Je ne sais pas s'il y a une petit manip' électronique à faire, ou alors je dois acheté une nouvelle paire d'écouteurs.

Merci d'avance,

Hugo


----------



## Baracca (13 Octobre 2009)

Devenu faible au bout d'une certaine periode ou au bout d'un certain temps  d'écoute prolongé ?

-Au bout d'une longue periode (jour, semaine, mois, etc...), y a des chances qu'il te lâche.

-Au bout de plusieurs heures (je ne sais plus exactement la durée), l'Ipod réduit volontairement le son en sortie pour ainsi préserver nos petites oreilles.


----------



## fleece (13 Octobre 2009)

Ce sont vraiment les écouteurs qui fonctionnent mal parce que, quand je les met sur mon Macbook, ils ne marchent pas mieux,&#8230;


----------



## Baracca (13 Octobre 2009)

En même temps, ils n'ont jamais eu une bonne réputation.
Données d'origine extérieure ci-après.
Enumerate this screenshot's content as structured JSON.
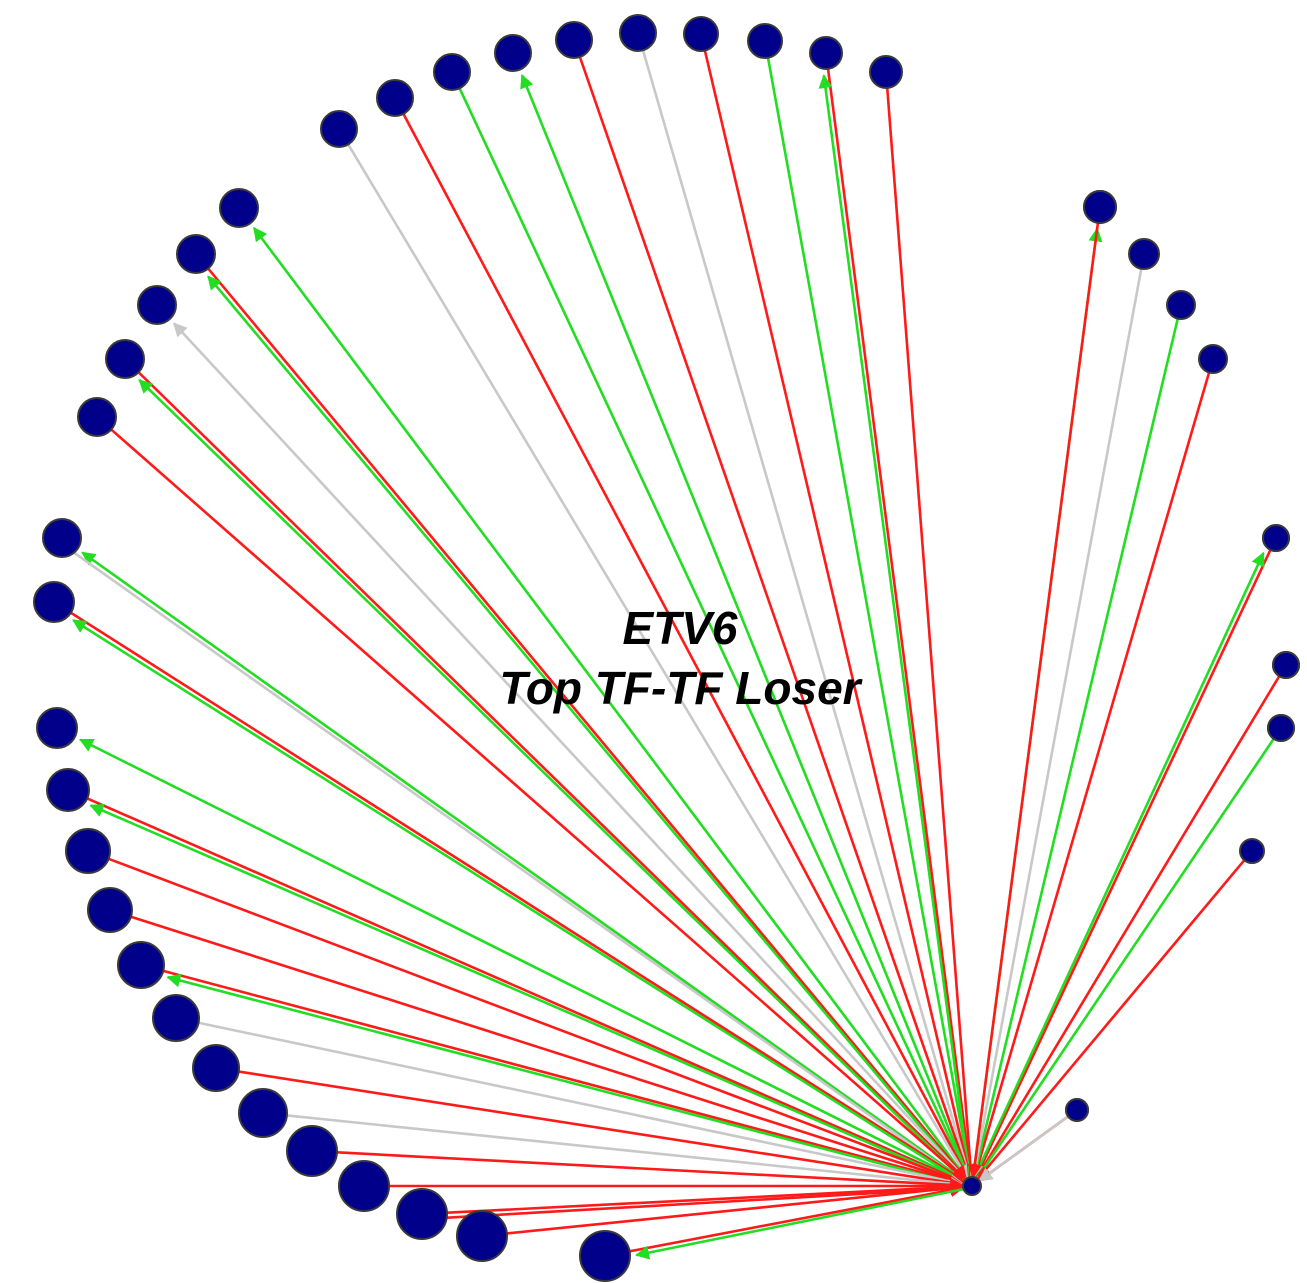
{
  "title": {
    "line1": "ETV6",
    "line2": "Top TF-TF Loser"
  },
  "colors": {
    "node_fill": "#00008b",
    "node_stroke": "#3a3a3a",
    "repressed": "#ff1a1a",
    "activated": "#22dd22",
    "neutral": "#c8c8c8",
    "hub_fill": "#8b0000"
  },
  "graph": {
    "hub": {
      "id": "hub"
    },
    "nodes": [
      {
        "id": "n1"
      },
      {
        "id": "n2"
      },
      {
        "id": "n3"
      },
      {
        "id": "n4"
      },
      {
        "id": "n5"
      },
      {
        "id": "n6"
      },
      {
        "id": "n7"
      },
      {
        "id": "n8"
      },
      {
        "id": "n9"
      },
      {
        "id": "n10"
      },
      {
        "id": "n11"
      },
      {
        "id": "n12"
      },
      {
        "id": "n13"
      },
      {
        "id": "n14"
      },
      {
        "id": "n15"
      },
      {
        "id": "n16"
      },
      {
        "id": "n17"
      },
      {
        "id": "n18"
      },
      {
        "id": "n19"
      },
      {
        "id": "n20"
      },
      {
        "id": "n21"
      },
      {
        "id": "n22"
      },
      {
        "id": "n23"
      },
      {
        "id": "n24"
      },
      {
        "id": "n25"
      },
      {
        "id": "n26"
      },
      {
        "id": "n27"
      },
      {
        "id": "n28"
      },
      {
        "id": "n29"
      },
      {
        "id": "n30"
      },
      {
        "id": "n31"
      },
      {
        "id": "n32"
      },
      {
        "id": "n33"
      },
      {
        "id": "n34"
      },
      {
        "id": "n35"
      },
      {
        "id": "n36"
      },
      {
        "id": "n37"
      },
      {
        "id": "n38"
      },
      {
        "id": "n39"
      },
      {
        "id": "n40"
      },
      {
        "id": "n41"
      },
      {
        "id": "n42"
      },
      {
        "id": "n43"
      },
      {
        "id": "n44"
      }
    ],
    "edges": [
      {
        "node": "n1",
        "type": "repressed",
        "arrow": "to_hub"
      },
      {
        "node": "n1",
        "type": "activated",
        "arrow": "to_node"
      },
      {
        "node": "n2",
        "type": "repressed",
        "arrow": "to_hub"
      },
      {
        "node": "n3",
        "type": "activated",
        "arrow": "to_hub"
      },
      {
        "node": "n4",
        "type": "repressed",
        "arrow": "to_hub"
      },
      {
        "node": "n5",
        "type": "repressed",
        "arrow": "to_hub"
      },
      {
        "node": "n6",
        "type": "activated",
        "arrow": "to_hub"
      },
      {
        "node": "n7",
        "type": "neutral",
        "arrow": "to_hub"
      },
      {
        "node": "n8",
        "type": "activated",
        "arrow": "to_node"
      },
      {
        "node": "n9",
        "type": "repressed",
        "arrow": "to_hub"
      },
      {
        "node": "n10",
        "type": "repressed",
        "arrow": "to_hub"
      },
      {
        "node": "n10",
        "type": "activated",
        "arrow": "to_node"
      },
      {
        "node": "n11",
        "type": "activated",
        "arrow": "to_hub"
      },
      {
        "node": "n12",
        "type": "repressed",
        "arrow": "to_hub"
      },
      {
        "node": "n13",
        "type": "neutral",
        "arrow": "to_hub"
      },
      {
        "node": "n14",
        "type": "repressed",
        "arrow": "to_hub"
      },
      {
        "node": "n15",
        "type": "activated",
        "arrow": "to_node"
      },
      {
        "node": "n16",
        "type": "activated",
        "arrow": "to_hub"
      },
      {
        "node": "n17",
        "type": "repressed",
        "arrow": "to_hub"
      },
      {
        "node": "n18",
        "type": "neutral",
        "arrow": "to_hub"
      },
      {
        "node": "n19",
        "type": "activated",
        "arrow": "to_node"
      },
      {
        "node": "n20",
        "type": "repressed",
        "arrow": "to_hub"
      },
      {
        "node": "n20",
        "type": "activated",
        "arrow": "to_node"
      },
      {
        "node": "n21",
        "type": "neutral",
        "arrow": "to_node"
      },
      {
        "node": "n22",
        "type": "repressed",
        "arrow": "to_hub"
      },
      {
        "node": "n22",
        "type": "activated",
        "arrow": "to_node"
      },
      {
        "node": "n23",
        "type": "repressed",
        "arrow": "to_hub"
      },
      {
        "node": "n24",
        "type": "activated",
        "arrow": "to_node"
      },
      {
        "node": "n24",
        "type": "neutral",
        "arrow": "to_hub"
      },
      {
        "node": "n25",
        "type": "repressed",
        "arrow": "to_hub"
      },
      {
        "node": "n25",
        "type": "activated",
        "arrow": "to_node"
      },
      {
        "node": "n26",
        "type": "activated",
        "arrow": "to_node"
      },
      {
        "node": "n27",
        "type": "repressed",
        "arrow": "to_hub"
      },
      {
        "node": "n27",
        "type": "activated",
        "arrow": "to_node"
      },
      {
        "node": "n28",
        "type": "repressed",
        "arrow": "to_hub"
      },
      {
        "node": "n29",
        "type": "repressed",
        "arrow": "to_hub"
      },
      {
        "node": "n30",
        "type": "repressed",
        "arrow": "to_hub"
      },
      {
        "node": "n30",
        "type": "activated",
        "arrow": "to_node"
      },
      {
        "node": "n31",
        "type": "neutral",
        "arrow": "to_hub"
      },
      {
        "node": "n32",
        "type": "repressed",
        "arrow": "to_hub"
      },
      {
        "node": "n33",
        "type": "neutral",
        "arrow": "to_hub"
      },
      {
        "node": "n34",
        "type": "repressed",
        "arrow": "to_hub"
      },
      {
        "node": "n35",
        "type": "repressed",
        "arrow": "to_hub"
      },
      {
        "node": "n36",
        "type": "repressed",
        "arrow": "to_hub"
      },
      {
        "node": "n36",
        "type": "repressed",
        "arrow": "to_hub"
      },
      {
        "node": "n37",
        "type": "repressed",
        "arrow": "to_hub"
      },
      {
        "node": "n38",
        "type": "repressed",
        "arrow": "to_hub"
      },
      {
        "node": "n38",
        "type": "activated",
        "arrow": "to_node"
      },
      {
        "node": "n39",
        "type": "repressed",
        "arrow": "to_hub"
      },
      {
        "node": "n40",
        "type": "repressed",
        "arrow": "to_hub"
      },
      {
        "node": "n41",
        "type": "neutral",
        "arrow": "to_hub"
      }
    ]
  }
}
Dès les premières écoutes avec, j'ai vite remis les anciens que j'avais de chez Sony


----------



## bangakanakinou (14 Octobre 2009)

Salut, il faut tout simplement les aspirer avec la bouche fortement .... Car vu qu'il y'a un tamis metallique dessus ils ont tendance à s'encrasser et se boucher.

En tous les cas pour moi ca marche à tous les coups !


----------